Tra poche settimane Lancia svelerà la nuova Gamma, la crossover con i gradi da ammiraglia che riporta il marchio torinese nel segmento D. Mentre in rete c’è già chi storce il naso davanti a una chiara parentela con altri modelli Stellantis, noi proponiamo una specie di “Operazione Nostalgia”. Ecco allora i sette modelli più iconici del Dopoguerra, con l’aggiunta di una celebre antenata ultracentenaria. Chi ha la lacrima facile tenga a portata di mano i fazzolettini di carta…
Delta Integrale – La regina dei rally
Dalla Delta HF 4WD alla Integrale, la Casa piemontese trasforma una sobria compatta familiare in una macchina da corsa destinata alla leggenda. Tra il 1987 e il 1992 arrivano sei titoli Costruttori consecutivi: un record che rende la Delta una delle auto da rally più vincenti di sempre.

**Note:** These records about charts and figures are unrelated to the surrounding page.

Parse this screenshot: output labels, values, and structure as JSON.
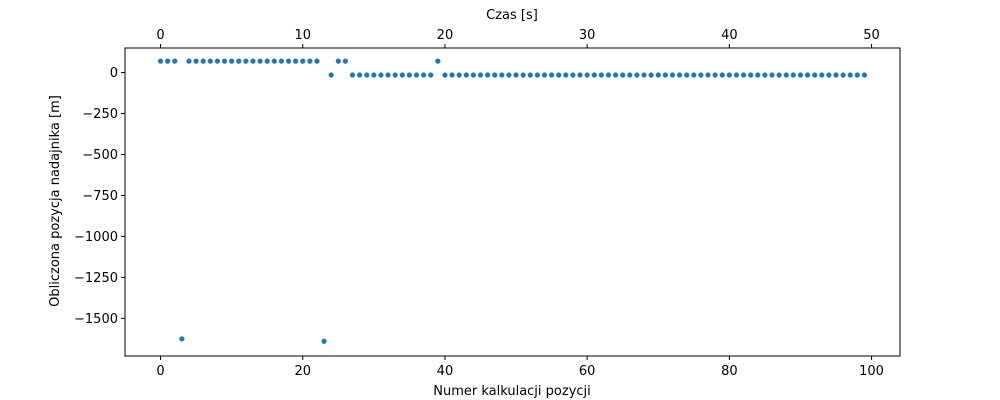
{
  "chart_data": {
    "type": "scatter",
    "xlabel": "Numer kalkulacji pozycji",
    "x2label": "Czas [s]",
    "ylabel": "Obliczona pozycja nadajnika [m]",
    "xlim": [
      -5,
      104
    ],
    "ylim": [
      -1730,
      150
    ],
    "x_ticks": [
      0,
      20,
      40,
      60,
      80,
      100
    ],
    "x2_ticks": [
      0,
      10,
      20,
      30,
      40,
      50
    ],
    "y_ticks": [
      0,
      -250,
      -500,
      -750,
      -1000,
      -1250,
      -1500
    ],
    "y_tick_labels": [
      "0",
      "−250",
      "−500",
      "−750",
      "−1000",
      "−1250",
      "−1500"
    ],
    "grid": false,
    "legend": "none",
    "marker_color": "#1f77b4",
    "series": [
      {
        "points": [
          [
            0,
            70
          ],
          [
            1,
            70
          ],
          [
            2,
            70
          ],
          [
            3,
            -1625
          ],
          [
            4,
            70
          ],
          [
            5,
            70
          ],
          [
            6,
            70
          ],
          [
            7,
            70
          ],
          [
            8,
            70
          ],
          [
            9,
            70
          ],
          [
            10,
            70
          ],
          [
            11,
            70
          ],
          [
            12,
            70
          ],
          [
            13,
            70
          ],
          [
            14,
            70
          ],
          [
            15,
            70
          ],
          [
            16,
            70
          ],
          [
            17,
            70
          ],
          [
            18,
            70
          ],
          [
            19,
            70
          ],
          [
            20,
            70
          ],
          [
            21,
            70
          ],
          [
            22,
            70
          ],
          [
            23,
            -1640
          ],
          [
            24,
            -15
          ],
          [
            25,
            70
          ],
          [
            26,
            70
          ],
          [
            27,
            -15
          ],
          [
            28,
            -15
          ],
          [
            29,
            -15
          ],
          [
            30,
            -15
          ],
          [
            31,
            -15
          ],
          [
            32,
            -15
          ],
          [
            33,
            -15
          ],
          [
            34,
            -15
          ],
          [
            35,
            -15
          ],
          [
            36,
            -15
          ],
          [
            37,
            -15
          ],
          [
            38,
            -15
          ],
          [
            39,
            70
          ],
          [
            40,
            -15
          ],
          [
            41,
            -15
          ],
          [
            42,
            -15
          ],
          [
            43,
            -15
          ],
          [
            44,
            -15
          ],
          [
            45,
            -15
          ],
          [
            46,
            -15
          ],
          [
            47,
            -15
          ],
          [
            48,
            -15
          ],
          [
            49,
            -15
          ],
          [
            50,
            -15
          ],
          [
            51,
            -15
          ],
          [
            52,
            -15
          ],
          [
            53,
            -15
          ],
          [
            54,
            -15
          ],
          [
            55,
            -15
          ],
          [
            56,
            -15
          ],
          [
            57,
            -15
          ],
          [
            58,
            -15
          ],
          [
            59,
            -15
          ],
          [
            60,
            -15
          ],
          [
            61,
            -15
          ],
          [
            62,
            -15
          ],
          [
            63,
            -15
          ],
          [
            64,
            -15
          ],
          [
            65,
            -15
          ],
          [
            66,
            -15
          ],
          [
            67,
            -15
          ],
          [
            68,
            -15
          ],
          [
            69,
            -15
          ],
          [
            70,
            -15
          ],
          [
            71,
            -15
          ],
          [
            72,
            -15
          ],
          [
            73,
            -15
          ],
          [
            74,
            -15
          ],
          [
            75,
            -15
          ],
          [
            76,
            -15
          ],
          [
            77,
            -15
          ],
          [
            78,
            -15
          ],
          [
            79,
            -15
          ],
          [
            80,
            -15
          ],
          [
            81,
            -15
          ],
          [
            82,
            -15
          ],
          [
            83,
            -15
          ],
          [
            84,
            -15
          ],
          [
            85,
            -15
          ],
          [
            86,
            -15
          ],
          [
            87,
            -15
          ],
          [
            88,
            -15
          ],
          [
            89,
            -15
          ],
          [
            90,
            -15
          ],
          [
            91,
            -15
          ],
          [
            92,
            -15
          ],
          [
            93,
            -15
          ],
          [
            94,
            -15
          ],
          [
            95,
            -15
          ],
          [
            96,
            -15
          ],
          [
            97,
            -15
          ],
          [
            98,
            -15
          ],
          [
            99,
            -15
          ]
        ]
      }
    ]
  }
}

Thema 8.32 – Una berlina con il cuore Ferrari
Nel 1986 i vertici aziendali osano l’impensabile: mettere un V8 Ferrari sotto il cofano della sua ammiraglia. La Thema 8.32 diventa così una berlina di lusso dalle prestazioni quasi sportive, riconoscibile anche per il celebre alettone posteriore retrattile.

037 – L’ultima vincente a trazione posteriore
Nel 1982 nasce la 037, ultima Lancia a trazione posteriore a competere nel Mondiale Rally. Leggera, compatta e spinta da un quattro cilindri sovralimentato, nel 1983 conquista il titolo Costruttori battendo le sempre più potenti Audi quattro a trazione integrale.

Stratos – Una macchina nata per vincere
Nel 1973 Lancia porta sulle strade la Stratos, progettata avendo ben in testa le esigenze dei rally. Motore V6 Ferrari centrale, dimensioni compatte e carrozzeria firmata Bertone: una macchina radicale, capace di conquistare tre Mondiali Costruttori consecutivi.

Fulvia Coupé – La piccola che corre
Presentata nel 1963, la Fulvia porta nella categoria delle vetture compatte la raffinatezza tecnica tipica del marchio Lancia. La versione Coupé è protagonista nei rally, fino alla vittoria al Rally di Monte Carlo 1972 che la fa entrare nel mito.

Flaminia – Il lusso secondo Lancia
Nel 1957 arriva la Flaminia, erede della Aurelia e nuova ammiraglia Lancia. Elegante e tecnicamente sofisticata, viene proposta anche in varianti firmate dai carrozzieri più famosi. Un esemplare Pininfarina è usato anche dal Presidente della Repubblica nelle occasioni speciali.

Aurelia B20 – La prima Gran Turismo
Nel 1950 entra in scena l’Aurelia, una delle auto più raffinate del Dopoguerra. Può vantare tra le altre cose motore V6, cambio al retrotreno e sospensioni posteriori De Dion. La versione B20 GT del 1951 diventa così una pioniera delle moderne Gran Turismo.

Lambda – L’auto che veniva dal futuro
Nel 1922 debutta la Lambda, una vera rivoluzione per quei tempi. Scocca autoportante, sospensioni anteriori indipendenti, motore V4 e freni su tutte e quattro le ruote. Oggi sono soluzioni che paiono scontate, ma allora sembravano quasi fantascientifiche.